An increase in the €100 electricity credit is being examined to help with the rising energy costs.
The Government is looking at new ways of reducing cost pressures on households across the country.
It is understood ways of providing relief to social welfare recipients is also being considered.
On Wednesday, An Taoiseach Micheál Martin told his Fianna Fáil parliamentary party "a range of measures" are being looked at to help protect incomes.
Minister of State for Higher Education, Niall Collins, expects an announcement in the coming weeks.
"The Government is very aware of the cost of living increases - Government has introduced some measures through taxation and our social welfare code in the recent budget.

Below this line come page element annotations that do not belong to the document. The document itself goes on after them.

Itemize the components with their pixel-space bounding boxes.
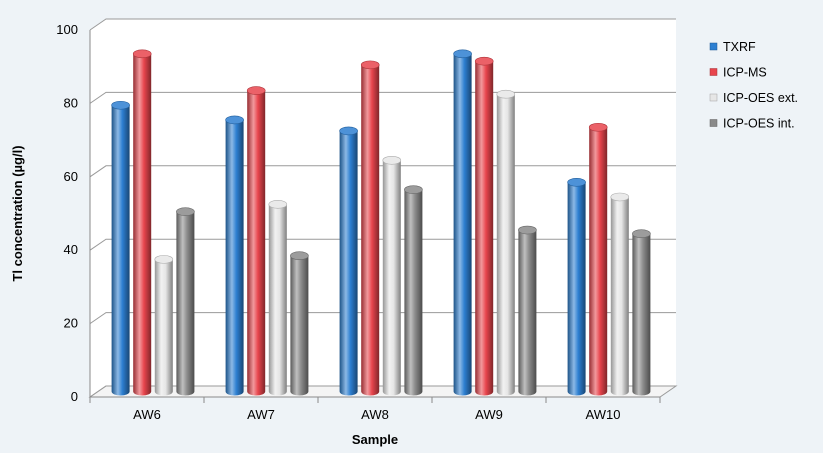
bar [268,200,288,396]
legend-item: ICP-OES int. [709,117,795,131]
bar-top [496,89,516,99]
bar [404,185,423,396]
x-tick-label: AW7 [247,407,275,422]
bar-top [610,192,630,202]
y-tick-label: 80 [64,95,78,110]
x-tick-label: AW10 [586,407,621,422]
legend-label: TXRF [723,40,756,54]
y-tick-label: 0 [71,389,78,404]
bar [567,178,586,396]
legend-label: ICP-MS [723,66,767,80]
bar [382,155,402,396]
bar [518,225,537,396]
bar [290,251,309,396]
y-tick-label: 40 [64,242,78,257]
bar [474,56,494,396]
bar-top [632,229,651,238]
bar-top [132,49,152,59]
legend-swatch [709,42,718,51]
bar-top [268,200,288,209]
bar [453,49,472,396]
bars [111,49,651,396]
bar-body [339,130,358,396]
bar-top [154,255,174,264]
bar-body [382,160,401,396]
bar [225,115,244,396]
axis-labels: Tl concentration (µg/l) Sample [10,145,398,447]
bar-body [475,61,494,396]
bar-body [404,189,423,396]
bar [496,89,516,396]
bar-top [339,126,358,136]
y-tick-label: 100 [56,22,78,37]
x-tick-label: AW8 [361,407,389,422]
bar-top [453,49,472,59]
bar [176,207,195,396]
bar-top [176,207,195,216]
y-tick-label: 20 [64,316,78,331]
bar-body [154,259,173,396]
bar-body [518,230,537,396]
bar-top [567,178,586,187]
bar [360,60,380,396]
bar-body [176,211,195,396]
bar [610,192,630,396]
legend-label: ICP-OES int. [723,117,795,131]
bar-body [453,53,472,396]
bar-body [496,94,515,396]
bar-body [567,182,586,396]
legend-item: ICP-MS [709,66,767,80]
bar-body [268,204,287,396]
bar [111,100,130,396]
bar-body [361,64,380,396]
bar-top [360,60,380,70]
axes: AW6 AW7 AW8 AW9 AW10 [89,30,661,422]
legend-item: TXRF [709,40,756,54]
bar-top [111,100,130,110]
legend-swatch [709,68,718,76]
x-tick-label: AW9 [475,407,503,422]
legend-item: ICP-OES ext. [709,91,798,105]
bar-body [610,196,629,396]
bar [588,122,608,396]
bar [246,86,266,396]
bar-top [474,56,494,66]
legend-swatch [709,119,718,127]
gridline [89,18,676,31]
bar-body [290,255,309,396]
x-tick-label: AW6 [133,407,161,422]
bar [132,49,152,396]
bar-body [589,127,608,396]
bar-top [518,225,537,235]
bar [339,126,358,396]
bar-top [382,155,402,165]
bar-body [225,119,244,396]
legend: TXRF ICP-MS ICP-OES ext. ICP-OES int. [709,40,798,131]
bar [632,229,651,396]
legend-label: ICP-OES ext. [723,91,798,105]
bar-body [133,53,152,396]
legend-swatch [709,93,718,102]
y-axis-title: Tl concentration (µg/l) [10,145,25,281]
bar-body [111,105,130,396]
x-axis-title: Sample [352,432,398,447]
y-tick-label: 60 [64,169,78,184]
bar-top [246,86,266,95]
bar-body [632,233,651,396]
bar-top [290,251,309,261]
bar-top [225,115,244,125]
bar-top [588,122,608,132]
bar-body [247,90,266,396]
bar [154,255,174,396]
bar-top [404,185,423,194]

"And also the recently announced €100 credit.
"But equally, Government is considering a number of other measures and will be deliberated upon in the next number of weeks."
Minister Collins says they realise that more needs to be done.
"Government recognises that the €100 voucher towards the cost of energy isn't going to defray the entire increases that families and individuals have experienced - more needs to be done.
"We have taken onboard a number of measures following the budget through taxation, through social welfare, increases in Fuel Allowance.
"But other measures also have to be actively considered over the next number of weeks by Government and will be acted on".
While one TD says the Government should follow Spain's example and cut VAT on energy bills.
People Before Profit TD for Cork North-Central, Mick Barry, told Newstalk a lot more could be done.
"There's a whole range of things that the Government could do.
"They could follow the example of the Spanish government who - under pressure from their people - cut the VAT rate by more than half.
"They could introduce a maximum price per unit... they could increase the Fuel Allowance - and, here's a big one, they could put the ESB in the spotlight.
"ESB made a year-on-year profit of €363m - used to be the way that the ESB had a mandate to be a breakeven company.
"Imagine the kind of cuts that could be introduced if that was re-introduced".
And he said the planned €100 credit to be given to every household doesn't go far enough.
"The Government are going to cover 10 to 15% of people's energy price increases, leaving people to dig deep in their own pocket for 85 to 90% of it.
"It is a completely inadequate response from the Government, it doesn't go nearly far enough in our view".